How does Keras set the dimensions in this network which has CNN and dense layers?

Question

I need some help to understand what's going on here.

My goal is to have a network that receives sizeXsize images and returns sizeXsize binary matrices. The output of the network should be a binary sizeXsize matrix that indicates if a pixel has a feature or not.

For example, think of a corner detection network where the output layer tells if a pixel is exactly a tip of the corner.
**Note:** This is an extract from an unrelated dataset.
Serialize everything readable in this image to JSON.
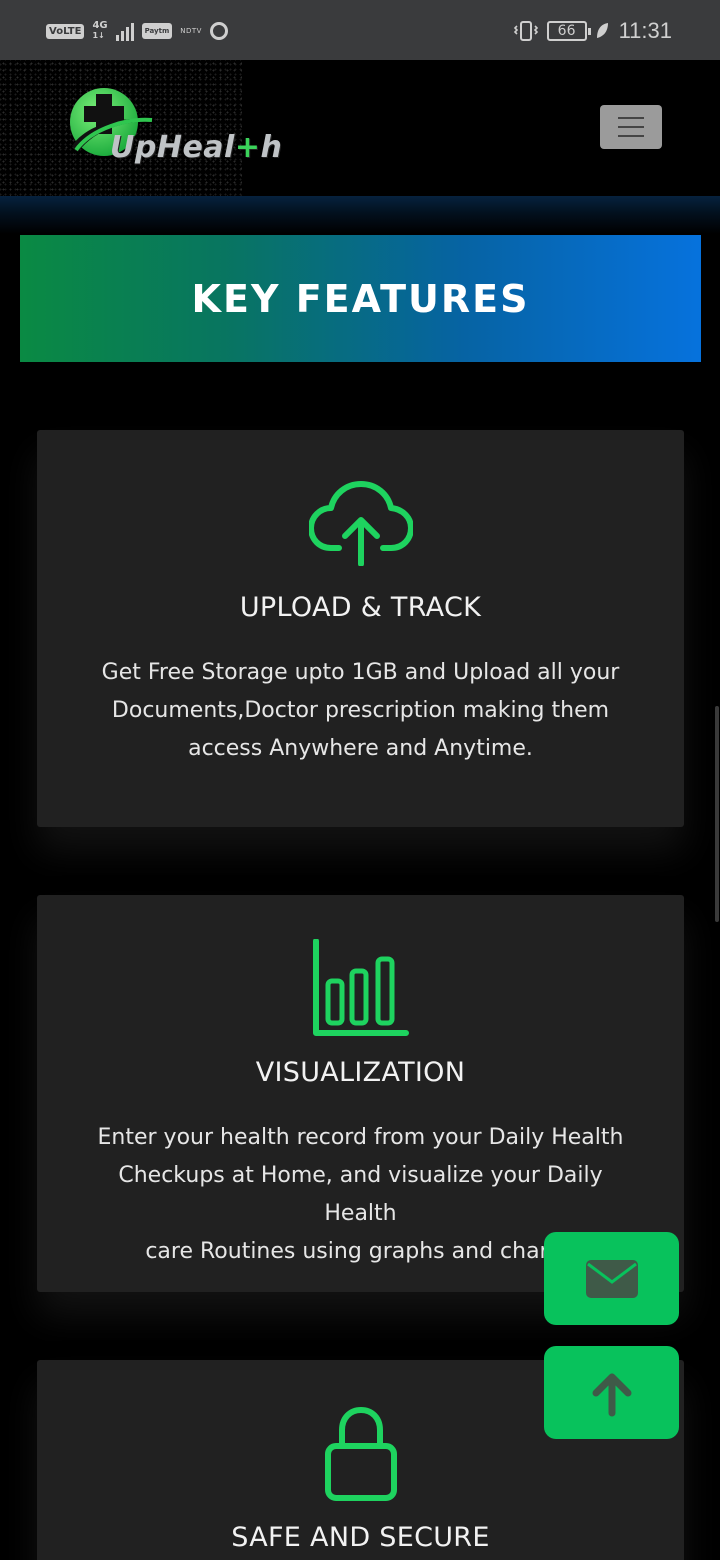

Namely, we want to detect only the pixel of this corner:

The first layers in the networks are defined as follows:

from keras import models, layers
import numpy as np

size=5

input_image = layers.Input(shape=(size, size, 1))

b = layers.Conv2D(5, (3,3), activation='relu', padding='same')(input_image)
b = layers.MaxPooling2D((2,2), strides=1,  padding='same')(b)
b = layers.Conv2D(5, (3,3), activation='relu', padding='same')(b)
b_out = layers.MaxPooling2D((2,2),strides=1 ,padding='same')(b)

Until now I maintained the dimensions of the original input layer (sizeXsize).

Now I would like to have a dense layer as an output layer with sizeXsize pixels.

If I use output = layers.Dense(size, activation='sigmoid')(b_out) the layer built is sizeXsizeXsize, and if I do output = layers.Dense(1, activation='sigmoid')(b_out) the size is sizeXsize, how comes?!

This is the building and the compilation part of the code:

model = models.Model(input_image, output)
model.compile(optimizer='rmsprop', loss='binary_crossentropy', metrics=['accuracy'])
model.summary()

What do I miss here? Isn't output = layers.Dense(1, activation='sigmoid')(b_out) just a single neuron?

The thing is that if I train:

n_images=100
data = np.random.randint(0,2,(n_images,size,size,1))
labels = np.random.randint(0,2,(n_images,size,size,1))
labels = data

model.fit(data, labels, verbose=1, batch_size=4, epochs=20)

and if I test it:

data1 = np.random.randint(0,2,(n_images,size,size,1))
score, acc = model.evaluate(data1,data1, verbose=1)


print('Test score:', score)
print('Test accuracy:', acc)

a=np.random.randint(0,2,(1,size,size,1))
prediction = model.predict(a)

print(a==np.round(prediction))

I get a good accuracy, and it seems the sizes are correct for the output layer:

100/100 [==============================] - 0s 349us/step
Test score: 0.187119951248
Test accuracy: 0.926799981594
[[[[ True]
   [ True]
   [ True]
   [ True]
   [ True]]

  [[ True]
   [ True]
   [ True]
   [ True]
   [ True]]

  [[ True]
   [ True]
   [ True]
   [ True]
   [ True]]

  [[ True]
   [ True]
   [ True]
   [ True]
   [ True]]

  [[ True]
   [ True]
   [ True]
   [ True]
   [ True]]]]

If I read Dense documentation:

units: Positive integer, dimensionality of the output space.

So how comes if I put layers.Dense(1, activation='sigmoid')(b_out) I get an output layer of sizeXsize?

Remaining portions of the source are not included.